This year my car turns 12 years old. It's been a good car and has been paid off for probably 10 of those year. It has low, low mileage and gets me from point A to point B. So what's the problem? Well, it's 12 years old and the new models are so pretty and shiny and get much better gas mileage than mine does. Therefore, I have been contemplating getting a new car, or at least a new-to-me car. In this decision making process there is really only one pro - A NEW CAR - and one con - A CAR PAYMENT. And since I'm on the fence about that con, and whether I'm ready to start making a payment again, I haven't taken the plunge.
In my family growing up we never had new cars. We rode in used cars until they were unrideable and then bought more used cars. In fact, my current escape was my first new car ever and I didn't get that one until my previous car had so many repair bills I was finally talked into getting a new one when it stopped going backwards. My friend Jason shared his philosophy with me, "When your car repair bills start to cost more than your car payment would be, it's time to go car shopping." And the minute I thought about trying to drive a car that didn't go backwards we went car shopping, and I came home with my current car.

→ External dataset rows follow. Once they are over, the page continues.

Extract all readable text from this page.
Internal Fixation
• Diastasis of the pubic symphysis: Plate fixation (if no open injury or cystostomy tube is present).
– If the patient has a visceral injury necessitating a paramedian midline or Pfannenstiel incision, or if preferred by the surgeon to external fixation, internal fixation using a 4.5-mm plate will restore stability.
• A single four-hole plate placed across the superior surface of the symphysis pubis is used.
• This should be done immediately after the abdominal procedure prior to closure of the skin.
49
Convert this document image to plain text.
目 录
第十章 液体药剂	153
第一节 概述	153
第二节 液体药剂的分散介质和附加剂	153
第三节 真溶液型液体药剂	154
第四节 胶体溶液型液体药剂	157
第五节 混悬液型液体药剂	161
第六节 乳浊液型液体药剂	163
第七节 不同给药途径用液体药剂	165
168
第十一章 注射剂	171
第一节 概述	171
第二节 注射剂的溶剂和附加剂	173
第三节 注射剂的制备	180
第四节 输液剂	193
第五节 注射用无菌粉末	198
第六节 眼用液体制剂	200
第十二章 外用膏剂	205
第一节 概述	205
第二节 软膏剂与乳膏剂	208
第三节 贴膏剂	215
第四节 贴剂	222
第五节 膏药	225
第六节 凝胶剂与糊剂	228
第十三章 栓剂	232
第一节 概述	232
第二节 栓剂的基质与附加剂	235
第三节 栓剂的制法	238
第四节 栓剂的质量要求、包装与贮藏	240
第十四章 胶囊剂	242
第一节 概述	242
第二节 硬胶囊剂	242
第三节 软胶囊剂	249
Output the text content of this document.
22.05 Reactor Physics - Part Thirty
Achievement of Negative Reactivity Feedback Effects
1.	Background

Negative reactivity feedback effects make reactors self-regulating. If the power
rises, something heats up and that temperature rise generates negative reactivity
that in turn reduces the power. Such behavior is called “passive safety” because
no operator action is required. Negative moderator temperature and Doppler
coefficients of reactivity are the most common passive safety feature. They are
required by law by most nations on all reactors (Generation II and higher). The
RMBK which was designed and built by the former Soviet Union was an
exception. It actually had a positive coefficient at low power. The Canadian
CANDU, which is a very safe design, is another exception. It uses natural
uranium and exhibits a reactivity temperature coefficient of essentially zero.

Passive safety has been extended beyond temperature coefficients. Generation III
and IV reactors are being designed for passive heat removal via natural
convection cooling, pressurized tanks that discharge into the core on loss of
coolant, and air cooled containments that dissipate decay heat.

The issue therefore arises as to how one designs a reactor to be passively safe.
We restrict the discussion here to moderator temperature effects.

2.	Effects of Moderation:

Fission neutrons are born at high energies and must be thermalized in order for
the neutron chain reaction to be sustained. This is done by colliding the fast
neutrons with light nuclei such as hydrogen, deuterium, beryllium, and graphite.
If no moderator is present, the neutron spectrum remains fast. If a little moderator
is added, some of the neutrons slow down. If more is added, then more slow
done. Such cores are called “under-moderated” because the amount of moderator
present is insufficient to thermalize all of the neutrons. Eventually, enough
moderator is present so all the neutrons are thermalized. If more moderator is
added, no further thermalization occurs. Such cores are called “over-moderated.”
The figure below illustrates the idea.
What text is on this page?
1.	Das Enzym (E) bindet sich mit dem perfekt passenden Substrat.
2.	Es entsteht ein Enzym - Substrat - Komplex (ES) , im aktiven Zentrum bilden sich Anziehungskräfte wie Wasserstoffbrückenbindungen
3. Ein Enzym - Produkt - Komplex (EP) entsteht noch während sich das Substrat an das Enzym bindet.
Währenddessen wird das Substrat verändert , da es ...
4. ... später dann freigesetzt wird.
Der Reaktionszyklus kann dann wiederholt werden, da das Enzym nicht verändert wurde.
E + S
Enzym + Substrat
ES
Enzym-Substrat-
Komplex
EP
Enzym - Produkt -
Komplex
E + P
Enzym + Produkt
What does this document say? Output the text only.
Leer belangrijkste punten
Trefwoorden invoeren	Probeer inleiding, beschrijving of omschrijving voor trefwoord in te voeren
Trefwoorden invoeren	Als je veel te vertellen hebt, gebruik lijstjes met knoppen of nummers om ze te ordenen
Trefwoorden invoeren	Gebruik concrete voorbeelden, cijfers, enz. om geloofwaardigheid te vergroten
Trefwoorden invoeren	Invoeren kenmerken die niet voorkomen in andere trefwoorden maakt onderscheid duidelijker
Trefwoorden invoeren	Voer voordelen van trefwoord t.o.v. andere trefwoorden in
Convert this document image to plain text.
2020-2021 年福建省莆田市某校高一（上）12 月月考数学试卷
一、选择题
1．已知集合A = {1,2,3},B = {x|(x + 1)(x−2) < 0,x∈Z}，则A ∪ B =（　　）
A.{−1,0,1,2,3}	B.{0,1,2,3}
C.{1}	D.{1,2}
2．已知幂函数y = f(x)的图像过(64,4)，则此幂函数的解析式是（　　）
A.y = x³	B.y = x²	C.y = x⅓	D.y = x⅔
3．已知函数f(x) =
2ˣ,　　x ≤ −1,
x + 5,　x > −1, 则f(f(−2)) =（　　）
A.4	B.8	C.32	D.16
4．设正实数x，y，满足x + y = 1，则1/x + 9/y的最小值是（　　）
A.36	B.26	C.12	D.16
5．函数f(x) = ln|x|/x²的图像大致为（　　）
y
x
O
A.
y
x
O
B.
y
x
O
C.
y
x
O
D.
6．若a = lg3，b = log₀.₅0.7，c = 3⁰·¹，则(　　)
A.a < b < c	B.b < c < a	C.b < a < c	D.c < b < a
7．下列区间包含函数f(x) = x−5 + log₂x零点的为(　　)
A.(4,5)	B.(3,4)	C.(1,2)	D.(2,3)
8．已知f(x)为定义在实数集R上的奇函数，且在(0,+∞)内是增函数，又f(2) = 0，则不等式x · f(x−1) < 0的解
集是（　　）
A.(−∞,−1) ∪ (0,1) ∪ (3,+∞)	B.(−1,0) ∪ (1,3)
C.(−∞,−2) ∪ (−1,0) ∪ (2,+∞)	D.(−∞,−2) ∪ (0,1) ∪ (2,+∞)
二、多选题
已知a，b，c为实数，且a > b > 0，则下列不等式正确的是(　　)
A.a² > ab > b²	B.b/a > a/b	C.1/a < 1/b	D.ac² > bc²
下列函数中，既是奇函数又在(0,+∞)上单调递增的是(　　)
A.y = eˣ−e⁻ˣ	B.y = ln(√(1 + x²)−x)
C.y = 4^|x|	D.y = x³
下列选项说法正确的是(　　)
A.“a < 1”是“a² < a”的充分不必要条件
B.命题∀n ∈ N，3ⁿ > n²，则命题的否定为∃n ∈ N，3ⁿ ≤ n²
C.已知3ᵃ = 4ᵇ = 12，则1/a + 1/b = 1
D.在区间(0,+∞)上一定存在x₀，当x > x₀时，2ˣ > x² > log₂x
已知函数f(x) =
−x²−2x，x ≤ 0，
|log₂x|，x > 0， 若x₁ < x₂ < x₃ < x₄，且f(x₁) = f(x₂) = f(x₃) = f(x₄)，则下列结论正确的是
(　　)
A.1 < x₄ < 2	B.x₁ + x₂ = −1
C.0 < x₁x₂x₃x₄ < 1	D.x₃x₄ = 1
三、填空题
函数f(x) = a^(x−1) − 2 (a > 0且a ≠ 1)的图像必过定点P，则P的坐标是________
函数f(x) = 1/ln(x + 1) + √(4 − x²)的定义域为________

This car still goes backwards and has been relatively low maintenance. Which is probably why I've been hemming and hawing over this decision. Until this week. The engine light went on during the middle of last week and I noticed I had some oil on the garage floor underneath where the car is parked. I took the car into my mechanic on Wednesday for a thorough going over. The engine light was due to some wear and tear holes in some part or another. It was an easy and fairly inexpensive repair. However, the oil leak is another matter. While not an urgent fix, the leak is coming from a part of the car that is very expensive to replace. To repair it will be upwards of $1300. When I first heard this amount, I had Jason sitting on my shoulder saying, "It's time!" But after paying for the first repair, I spoke with my mechanic who told me under no uncertain terms would he get rid of my car if it were him. He said his brother has my exact same model and it has 300,000 miles on it...mine has 70,000. He said that while the cost to repair is pricey, it's maybe 4 months of car payments and if that gets me another couple of years without a repair I'm still ahead. While I take the mechanic's advice with a grain of salt, as I know he wants my business and if I get a new car that is under warranty he won't be seeing me for awhile, I do trust his opinion as I haven't had any reason not to since I've been going to him.
So now I'm back to where I started. Stick with what I have and make a repair payment here and there or get something new and taking on a regular car payment for the next X number of years but knowing I can rely on the car working? At this point it could go either way.